Combining the sum-of-warmings model with the OLR model gives the alternative model. We join them by plugging the increase in OLR from the OLR model into the sum-of-warmings model, yielding a single equation in which the only unknown over a period of observations is λC. So we can estimate λC, and the model is complete. The model can then be used to estimate surface warming from changes in the climate drivers between steady states, and thus the equilibrium climate sensitivity (ECS).

Unfortunately the climate data is not good enough to form an estimate of the increase in OLR over the last few decades. However it is good enough to bound the increase on OLR, which is enough to put meaningful bounds on the estimated ECS. Essentially the emission-layer data puts a lower bound on the increase in OLR, which by energy balance puts a lower bound on the increase in ASR, which puts a lower bound on the component of surface warming due to the solar response (the ASR drive the solar response), which (given the observed surface warming) puts an upper bound on the surface warming due to extra CO2, which puts an upper bound on the ECS.

(In contrast, the conventional basic climate model attempts to compute the ECS while ignoring the increases in EDA, ASR, and OLR over any observed period. It just applies the solar response to the radiation imbalance caused by a doubling of CO2. Very simple, but what if the CO2 response and the solar response turn out to have quite different strengths?)

Comparison

The conventional model is based solely on a radiation balance. It calculates the ECS via a simplistic and problematic analysis primarily using laboratory physics — the Stefan-Boltzmann law (with minor modification for the difference between the Planck and Stefan-Boltzmann sensitivities), the reduction in OLR from CO2 molecules due to a doubling of CO2 (spectroscopy), and the estimated feedbacks to surface warming (which are mainly from the properties of moist air).

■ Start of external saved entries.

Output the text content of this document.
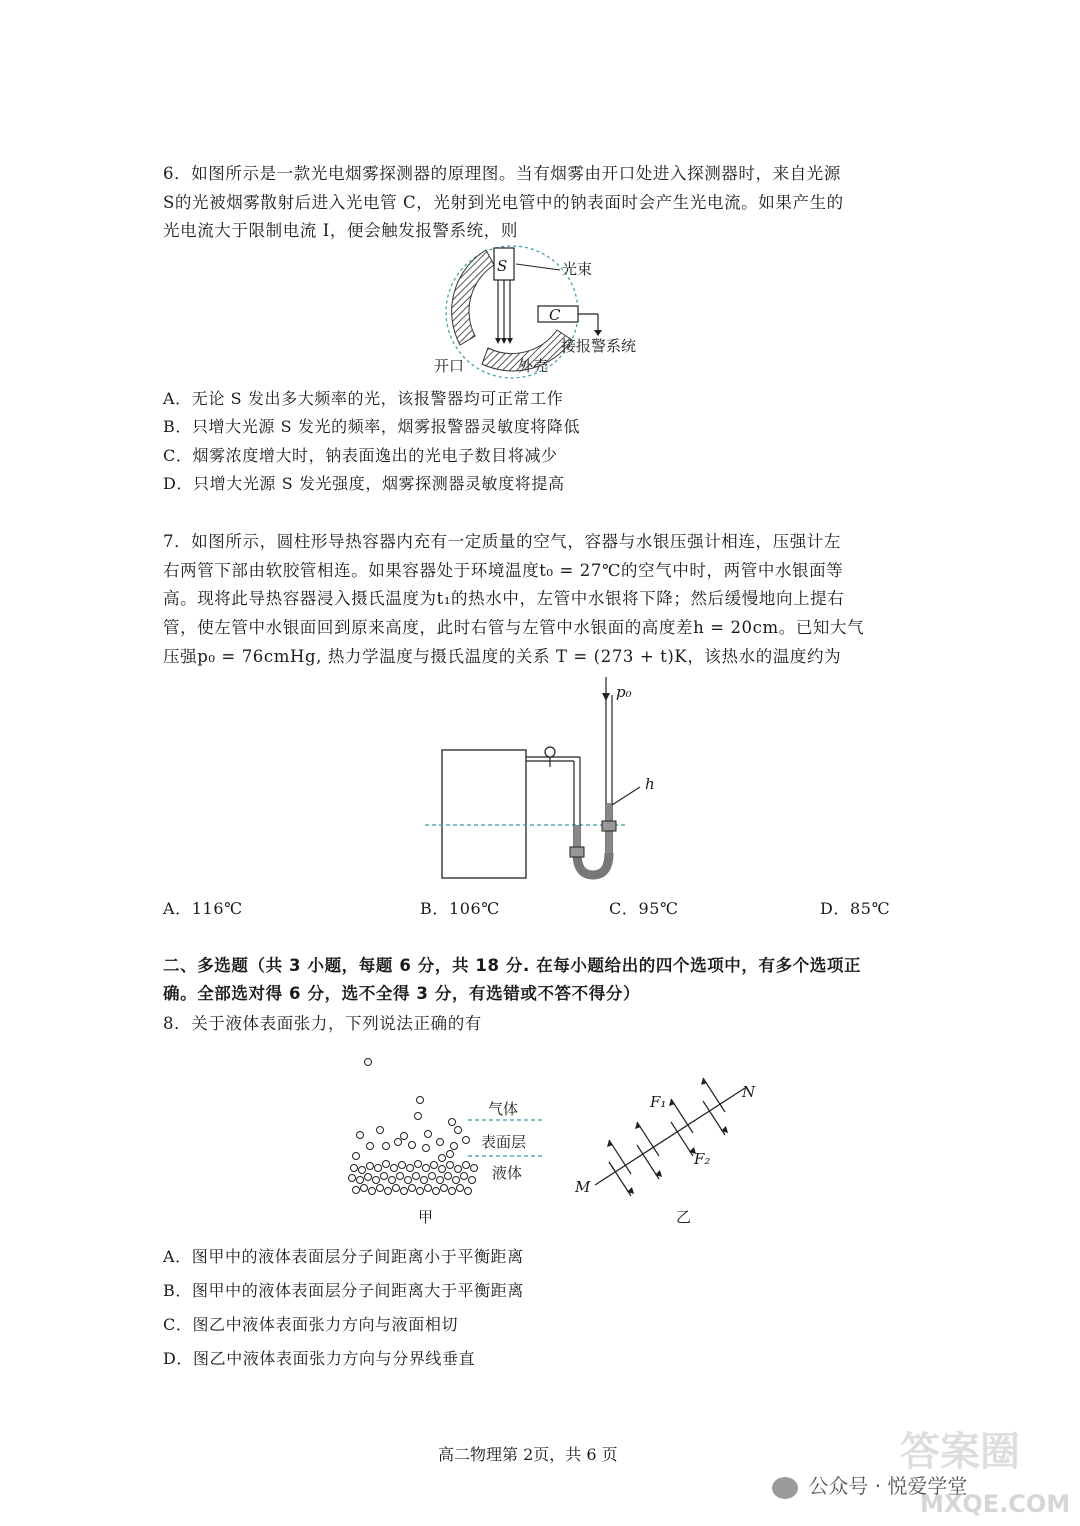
6．如图所示是一款光电烟雾探测器的原理图。当有烟雾由开口处进入探测器时，来自光源
S的光被烟雾散射后进入光电管 C，光射到光电管中的钠表面时会产生光电流。如果产生的
光电流大于限制电流 I，便会触发报警系统，则
S
C
光束
接报警系统
外壳
开口
A．无论 S 发出多大频率的光，该报警器均可正常工作
B．只增大光源 S 发光的频率，烟雾报警器灵敏度将降低
C．烟雾浓度增大时，钠表面逸出的光电子数目将减少
D．只增大光源 S 发光强度，烟雾探测器灵敏度将提高
7．如图所示，圆柱形导热容器内充有一定质量的空气，容器与水银压强计相连，压强计左
右两管下部由软胶管相连。如果容器处于环境温度t₀ = 27℃的空气中时，两管中水银面等
高。现将此导热容器浸入摄氏温度为t₁的热水中，左管中水银将下降；然后缓慢地向上提右
管，使左管中水银面回到原来高度，此时右管与左管中水银面的高度差h = 20cm。已知大气
压强p₀ = 76cmHg, 热力学温度与摄氏温度的关系 T = (273 + t)K，该热水的温度约为
p₀
h
A．116℃	B．106℃	C．95℃	D．85℃
二、多选题（共 3 小题，每题 6 分，共 18 分. 在每小题给出的四个选项中，有多个选项正
确。全部选对得 6 分，选不全得 3 分，有选错或不答不得分）
8．关于液体表面张力，下列说法正确的有
气体
表面层
液体
甲
F₁
F₂
M
N
乙
A．图甲中的液体表面层分子间距离小于平衡距离
B．图甲中的液体表面层分子间距离大于平衡距离
C．图乙中液体表面张力方向与液面相切
D．图乙中液体表面张力方向与分界线垂直
高二物理第 2页，共 6 页
公众号 · 悦爱学堂
答案圈
MXQE.COM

The alternative model is based on a sum-of-warmings model and an OLR model. Radiation balance is used to equate the changes in OLR and ASR, then these two models are combined into a joint model, from which the CO2 response can be estimated over observed periods. The ECS can then be estimated as the CO2 response to a doubling of CO2. Thus it calculates the ECS using a mix of laboratory physics and observed climate data.

Over the next few posts we’ll present the sum-of-warmings model, then the OLR model, then the joint model.

 

*Planck conditions (see post 9): All else besides tropospheric temperatures and OLR are held constant — there are no feedbacks, all tropospheric temperatures (including the surface temperature) change in unison, and stratospheric temperatures are unchanged (Soden & Held, 2006, pp. 3355-56). These are the conditions under which the Planck feedback or sensitivity applies.